3. O Cotidiano das tropas:
3.1 A composição das tropas:
A composição de uma tropa não era aleatória. Dentro dela cada animal desempenhava uma função especifica capaz de garantir a harmonia e a eficiência do transporte da carga pelos difíceis caminhos entre os pontos de aquisição e entrega das mercadorias. Em regra, 10 animais formavam uma tropa: havia o burro guia, o contra guia, aqueles que formavam o meio, o burro coice e o contra coice. Um animal em especifico merece destaque nessa organização, a égua madrinha. Era o animal, égua ou mula , que caminhava à frente com sinos ou chocalhos ao pescoço. O barulho emitido guiava os animais que a seguiam em fila indiana.

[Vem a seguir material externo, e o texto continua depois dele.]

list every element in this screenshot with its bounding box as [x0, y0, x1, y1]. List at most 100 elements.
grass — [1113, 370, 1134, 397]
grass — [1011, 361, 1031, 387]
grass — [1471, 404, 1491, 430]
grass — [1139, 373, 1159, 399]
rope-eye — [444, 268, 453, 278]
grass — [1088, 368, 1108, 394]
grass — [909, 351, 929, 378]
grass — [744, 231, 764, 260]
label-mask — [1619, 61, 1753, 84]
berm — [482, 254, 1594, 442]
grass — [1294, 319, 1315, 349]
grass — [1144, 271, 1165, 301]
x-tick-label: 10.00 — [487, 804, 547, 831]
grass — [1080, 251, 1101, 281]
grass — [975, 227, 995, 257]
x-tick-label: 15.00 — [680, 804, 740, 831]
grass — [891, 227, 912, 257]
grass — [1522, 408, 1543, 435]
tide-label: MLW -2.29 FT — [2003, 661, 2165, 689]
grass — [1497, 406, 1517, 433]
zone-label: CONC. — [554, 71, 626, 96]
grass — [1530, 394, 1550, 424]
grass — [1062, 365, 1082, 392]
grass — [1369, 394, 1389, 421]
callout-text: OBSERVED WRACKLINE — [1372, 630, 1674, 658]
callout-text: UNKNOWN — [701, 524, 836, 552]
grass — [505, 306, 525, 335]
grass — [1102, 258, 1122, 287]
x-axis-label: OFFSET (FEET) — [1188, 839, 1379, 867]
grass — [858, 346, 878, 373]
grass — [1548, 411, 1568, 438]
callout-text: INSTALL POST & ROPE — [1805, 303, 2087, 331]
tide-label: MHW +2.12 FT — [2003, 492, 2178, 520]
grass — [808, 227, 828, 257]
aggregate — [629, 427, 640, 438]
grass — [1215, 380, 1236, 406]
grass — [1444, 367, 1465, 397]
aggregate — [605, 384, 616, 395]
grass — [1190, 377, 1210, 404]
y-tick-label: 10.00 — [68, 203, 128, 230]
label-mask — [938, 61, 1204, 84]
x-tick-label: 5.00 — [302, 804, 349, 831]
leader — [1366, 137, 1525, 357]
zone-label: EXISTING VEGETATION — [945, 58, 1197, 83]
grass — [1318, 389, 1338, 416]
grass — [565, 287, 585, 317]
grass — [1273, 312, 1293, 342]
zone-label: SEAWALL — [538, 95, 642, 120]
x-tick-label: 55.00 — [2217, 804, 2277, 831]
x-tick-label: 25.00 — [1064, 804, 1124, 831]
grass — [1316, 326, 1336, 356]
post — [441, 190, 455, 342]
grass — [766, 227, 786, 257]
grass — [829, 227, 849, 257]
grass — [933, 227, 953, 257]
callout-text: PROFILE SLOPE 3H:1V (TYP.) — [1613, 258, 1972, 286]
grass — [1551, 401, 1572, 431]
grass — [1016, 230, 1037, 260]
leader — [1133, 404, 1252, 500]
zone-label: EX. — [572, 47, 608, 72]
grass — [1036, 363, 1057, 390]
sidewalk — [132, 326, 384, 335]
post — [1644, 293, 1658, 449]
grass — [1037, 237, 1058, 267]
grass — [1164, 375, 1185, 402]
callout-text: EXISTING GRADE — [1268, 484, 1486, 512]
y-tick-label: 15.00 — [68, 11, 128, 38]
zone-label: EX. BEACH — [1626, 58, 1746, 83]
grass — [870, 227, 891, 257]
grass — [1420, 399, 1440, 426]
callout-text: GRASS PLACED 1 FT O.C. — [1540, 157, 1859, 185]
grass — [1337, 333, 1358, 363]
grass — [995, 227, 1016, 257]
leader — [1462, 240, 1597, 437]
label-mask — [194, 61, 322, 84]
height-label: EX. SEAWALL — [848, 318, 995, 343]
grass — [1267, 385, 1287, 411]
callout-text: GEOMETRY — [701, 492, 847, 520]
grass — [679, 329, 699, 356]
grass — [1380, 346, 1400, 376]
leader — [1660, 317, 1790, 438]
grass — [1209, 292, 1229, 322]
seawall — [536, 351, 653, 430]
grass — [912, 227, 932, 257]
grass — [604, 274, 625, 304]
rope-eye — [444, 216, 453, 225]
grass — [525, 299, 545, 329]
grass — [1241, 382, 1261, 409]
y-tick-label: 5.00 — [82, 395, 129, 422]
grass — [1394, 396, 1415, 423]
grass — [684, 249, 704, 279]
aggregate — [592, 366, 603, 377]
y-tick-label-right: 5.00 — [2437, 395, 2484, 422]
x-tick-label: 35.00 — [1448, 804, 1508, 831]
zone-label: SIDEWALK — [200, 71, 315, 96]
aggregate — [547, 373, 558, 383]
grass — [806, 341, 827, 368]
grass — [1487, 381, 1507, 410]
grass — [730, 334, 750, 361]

3.2 Utensílios e ferramentas
A seguir apresentamos a definição de alguns utensílios que faziam parte do cotidiano de uma tropa de burros:
• Bruaca: era uma espécie de bolsa de couro cru utilizada para transporte.
• Cangalha: armação de madeira que se colocava no lombo do burro e em que se equilibrava a carga.
• Ciculateira: cafeteira. Também era chamada de chocolateira ou esculateira.
• Cincerro: tipo de campainha que se colocava no pescoço do animal que servia de guia aos outros.
• Freme: uma espécie de canivete multifuncional. Possuía varias laminas que eram usadas para sangrar os burros e cavalos.
• Holofote: era a lanterna do tropeiro. Feita com um gomo de taquara ou bambu, abarrotado de querosene e com uma torcida de pano velho de algodão.
• Jacá ou balaio: um grande cesto sem tampa utilizado para colocar a carga. Poderia ser trançado com taquaras ou couro de tatu.
• Ligal: tipo de tecido grosso que cobria a carga.
• Marcha: Espaço percorrido pela tropa desde o seu local de origem até o destino final da mercadoria.
• Peitoral: correia que circundava o peito do animal.
• Pito: instrumento de ferro utilizado para apertar o focinho do animal. Era utilizado no momento de colocar a ferradura, sobretudo se fosse bravo ou inquieto.
• Puxavante: instrumento de ferro utilizado para aparar o casco do animal antes de colocar a ferradura.
• Relho: chicote para animais.
• Suador: espécie de almofada. Era colocada debaixo da cangalha para não ferir o lombo do animal. Geralmente era feita de palha.
• Tranca-fio: correias de couro torcido usadas para unir os jacás ou balaios. Evitava o balanço dos cestos durante a viagem.
• Ancorote ou corote: barril pequeno, usado para transporte de aguardente.
3.3 Palavras e expressões
Homens de imensa força e resistência, os tropeiros, ao longo de suas andanças, desenvolveram um linguajar muito peculiar e contribuíram com a língua portuguesa criando algumas palavras e atribuindo novos significados àquelas já existentes. Dentre as muitas destacamos:
• Arranchar: pousar ou descansar no rancho.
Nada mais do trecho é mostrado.